Natürlich ist es sinnvoll, mit allen wichtigen gesellschaftlichen Kräften Kompromisse zur Bekämpfung der Arbeitslosigkeit zu suchen. Das jedoch geht nach aller Erfahrung nur mit starken Gewerkschaften, die in der Lage sind, die Verteilung von Arbeit und Einkommen offensiv zu Gunsten der Beschäftigten durchzusetzen. Das "Bündnis für Arbeit und Wettbewerbsfähigkeit" droht, wie der Name schon sagt, zu einem Bündnis unter dein Primat der Standortlogik der Wirtschaft zu verkommen. Insofern ist die zunehmende Einbindung der Gewerkschaften in das "Bündnis für Arbeit" und der problematische Ausgang der Tarifrunde 2000 kein Zufall.
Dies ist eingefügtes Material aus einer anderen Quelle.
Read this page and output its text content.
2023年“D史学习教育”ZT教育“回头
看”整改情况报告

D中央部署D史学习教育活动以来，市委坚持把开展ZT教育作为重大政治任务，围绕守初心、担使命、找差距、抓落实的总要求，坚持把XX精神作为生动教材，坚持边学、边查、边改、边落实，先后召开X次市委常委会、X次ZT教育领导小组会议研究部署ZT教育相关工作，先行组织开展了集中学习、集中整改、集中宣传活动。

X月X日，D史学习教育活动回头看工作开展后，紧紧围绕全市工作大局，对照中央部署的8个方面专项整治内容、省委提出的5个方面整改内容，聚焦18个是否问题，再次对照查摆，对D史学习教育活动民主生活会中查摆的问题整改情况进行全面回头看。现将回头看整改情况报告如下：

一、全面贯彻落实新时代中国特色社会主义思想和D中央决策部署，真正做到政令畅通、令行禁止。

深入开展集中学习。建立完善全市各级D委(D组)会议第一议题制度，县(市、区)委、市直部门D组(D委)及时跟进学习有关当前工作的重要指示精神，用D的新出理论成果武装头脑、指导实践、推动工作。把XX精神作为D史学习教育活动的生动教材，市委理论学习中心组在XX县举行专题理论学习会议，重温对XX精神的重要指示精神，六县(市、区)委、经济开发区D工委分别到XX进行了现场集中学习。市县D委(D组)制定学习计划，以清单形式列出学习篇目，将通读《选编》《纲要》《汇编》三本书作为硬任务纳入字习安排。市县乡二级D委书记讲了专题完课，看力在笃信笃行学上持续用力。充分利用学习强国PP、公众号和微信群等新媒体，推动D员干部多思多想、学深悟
Das ist vielmehr Folge des Inhalts und der Spielregeln, also der Logik des neuen Politikmodells, das dem "Bündnis für Arbeit" zu Grunde liegt und der sich die einzelnen Akteure, ob sie wollen oder nicht kaum entziehen können.

Die Dimension dieses neuen Politikmodells, seine Wirkungen und Gefahren für die Gewerkschaften, die Beschäftigten und die Demokratie in Deutschland müssen sorgfältig analysiert, breit diskutiert und mit der Forderung nach einem Ausstieg aus dem "Bündnis für Arbeit" verbunden werden.